Sur le fond, c'est une preuve supplémentaire des régressions contenues dans vos projets de loi. Ainsi, au-delà de l'affichage, la suppression du numerus clausus ne garantit en rien l'augmentation du nombre de médecins formés d'ici dix ans : il s'agit d'une décision en trompe-l'oeil. Dans les faits, en effet, la formation de nouveaux praticiens est déterminée par les capacités d'accueil des universités et l'offre de stage disponible dans les hôpitaux. Sans moyens financiers supplémentaires accordés aux unes et aux autres, il ne sera donc pas possible d'accueillir plus d'étudiants que les 9 000 actuellement en cours de formation.
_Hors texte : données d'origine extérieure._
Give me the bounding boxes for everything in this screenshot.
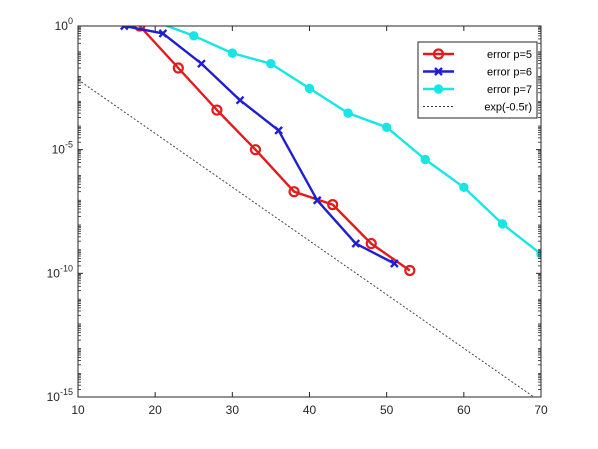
x-tick-label: 70 — [534, 403, 548, 417]
data-point-1-6 — [327, 199, 339, 211]
legend: error p=5 error p=6 error p=7 exp(-0.5r) — [417, 41, 538, 119]
data-point-3-10 — [497, 219, 508, 229]
series-3 — [153, 26, 541, 259]
data-point-3-4 — [266, 58, 276, 69]
data-point-2-8 — [390, 259, 399, 268]
data-point-1-5 — [288, 186, 300, 198]
x-tick-label: 60 — [457, 403, 471, 417]
data-point-2-5 — [274, 126, 283, 135]
x-tick-label: 10 — [71, 403, 85, 417]
series-4 — [78, 79, 535, 397]
data-point-1-7 — [365, 237, 377, 250]
y-tick-label: 10-5 — [52, 140, 73, 157]
legend-marker-3 — [433, 84, 444, 94]
data-point-1-2 — [172, 62, 184, 74]
data-point-1-4 — [249, 144, 262, 156]
x-tick-label: 50 — [380, 403, 394, 417]
series-line-1 — [138, 26, 411, 272]
x-tick-label: 20 — [148, 403, 162, 417]
data-point-2-4 — [235, 95, 245, 105]
series-1 — [134, 26, 416, 277]
data-point-2-6 — [312, 195, 322, 205]
series-2 — [119, 26, 399, 268]
data-point-2-3 — [197, 59, 206, 69]
data-point-2-1 — [119, 26, 129, 31]
legend-label-3: error p=7 — [487, 84, 532, 96]
series-line-4 — [78, 79, 535, 397]
y-tick-label: 10-10 — [47, 263, 73, 280]
x-tick-label: 40 — [303, 403, 317, 417]
series-line-2 — [124, 26, 395, 265]
data-point-2-7 — [351, 239, 361, 248]
data-point-3-5 — [304, 83, 315, 94]
data-point-3-6 — [343, 108, 353, 118]
legend-label-1: error p=5 — [487, 49, 532, 61]
x-tick-label: 30 — [226, 403, 240, 417]
legend-label-4: exp(-0.5r) — [484, 102, 532, 114]
data-point-3-1 — [153, 26, 157, 27]
series-layer — [78, 26, 541, 397]
y-tick-label: 10-15 — [47, 387, 73, 404]
data-point-1-1 — [134, 26, 146, 32]
legend-marker-2 — [434, 67, 443, 76]
data-point-1-8 — [404, 264, 416, 277]
data-point-3-7 — [381, 122, 392, 133]
data-point-2-2 — [158, 29, 168, 38]
data-point-3-9 — [459, 182, 469, 193]
legend-marker-1 — [432, 48, 445, 60]
y-tick-label: 100 — [55, 16, 73, 33]
data-point-1-3 — [211, 104, 223, 116]
legend-label-2: error p=6 — [487, 67, 532, 79]
data-point-3-8 — [420, 154, 430, 165]
data-point-3-2 — [189, 31, 199, 41]
ticks-layer: 10 20 30 40 50 60 70 100 10-5 10-10 10-15 — [47, 16, 548, 417]
data-point-3-3 — [227, 48, 238, 58]
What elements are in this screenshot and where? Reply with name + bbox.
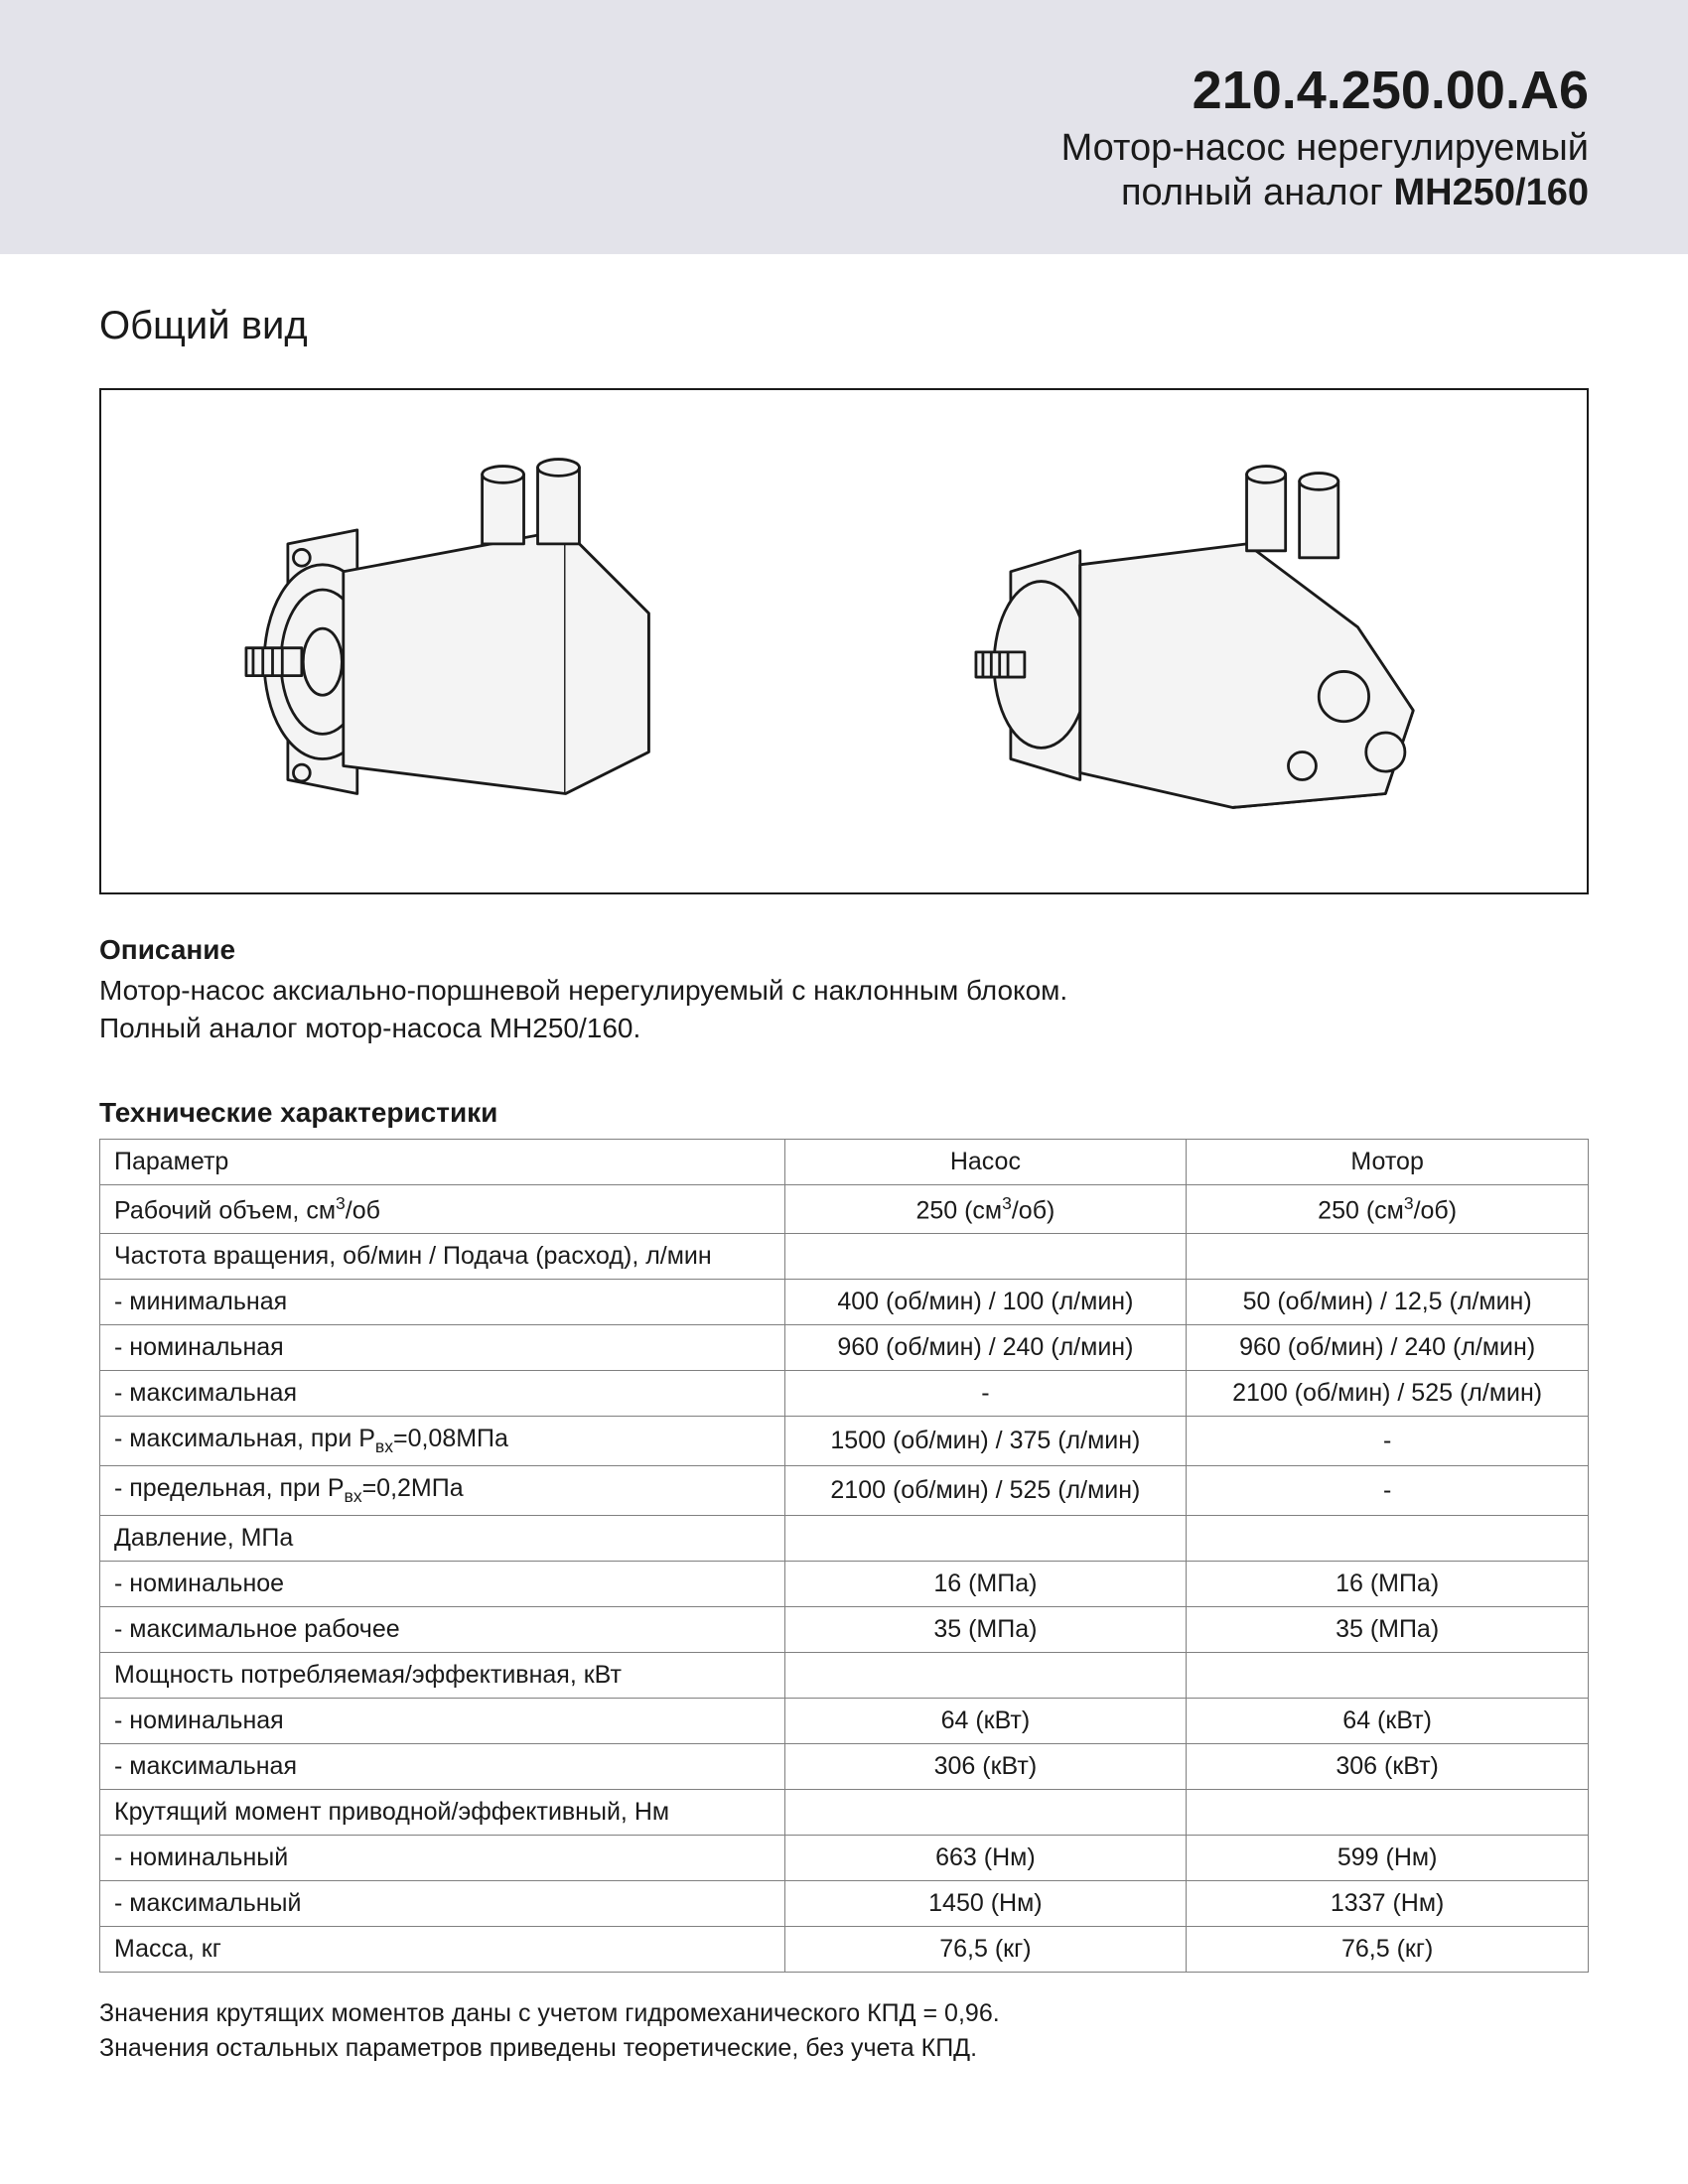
param-cell: - предельная, при Pвх=0,2МПа [100, 1465, 785, 1515]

Quant à la régulation, elle n'a d'intérêt qu'avec des moyens supplémentaires, ce que n'apportent pas les décisions budgétaires que vous prenez depuis deux ans et que n'apporteront certainement pas celles que vous prendrez au cours des trois années à venir. L'incitation atteint ses limites, et vous rejetez à tort nos initiatives visant à réguler les installations de médecins grâce au conventionnement – lequel avait fait l'objet d'une proposition de loi déposée par Guillaume Garot et cosignée par les autres membres de notre groupe. Énième reniement : vous avez préféré revenir sur la disposition, adoptée en commission, tendant à obliger les étudiants de deuxième cycle à effectuer un stage en zone désertifiée.
La labellisation de 500 à 600 hôpitaux de proximité pour 2022 est un point majeur de votre réforme, même si ses contours géographiques ne sont pas précisés. Or c'est aussi pour nous un motif d'inquiétude, car cette disposition est synonyme d'accentuation des inégalités territoriales. Dépassons les apparences : vous prétendez vouloir mieux « graduer » l'offre de soins, mais vous vous préparez surtout à la dégrader. Comment peut-on croire en effet à une telle intention si le premier niveau de l'offre de soins, c'est-à-dire celui du premier recours, voire celui des soins d'urgence, n'est pas à la hauteur des sollicitations des usagers ? Quant au label de « proximité », il masque une concentration des soins de nature à accentuer l'éloignement : l'enjeu, pour vous, consiste à réviser la carte hospitalière, quitte à affaiblir le réseau des hôpitaux et à dévitaliser progressivement les plus fragiles d'entre eux.
De manière générale, le recul des services publics est source de défiance, d'inégalités et aussi de remise en cause des droits, comme nous le constatons depuis plusieurs semaines.
Si le présent projet de loi se concentre sur l'organisation des soins en abordant la médecine de ville et les hôpitaux, il sous-estime la question de la prévention et celle de la promotion de la santé, questions qui figurent pourtant comme des priorités dans la Stratégie nationale.
Que dire de nos concitoyens purement et simplement oubliés ? Je pense à celles et ceux en situation de précarité, de handicap ou de dépendance, mais également à nos concitoyennes et concitoyens d'outre-mer que notre collègue Ericka Bareigts a défendu tout au long de nos débats. Ces Français ne bénéficieront d'aucune disposition supplémentaire ou de droit nouveau pour leur permettre d'accéder à une meilleure offre de soins.
Censé être la traduction législative et pratique du plan « ma santé 2022 », ce projet de loi n'est finalement pas à la hauteur : il n'est ni à la hauteur des ambitions affichées par le Président de la République en septembre dernier, ni à celle des attentes de nos concitoyens, qui discernent dans vos intentions et dans l'entrée en vigueur de ce texte la fin de notre modèle de santé, ni à celle de l'urgence à faire évoluer le système de santé pour permettre de remédier à l'insuffisance de l'offre de soins, notamment dans les territoires ruraux et périphériques. Pour l'ensemble de ces raisons, les députés socialistes et apparentés voteront contre ce projet de loi.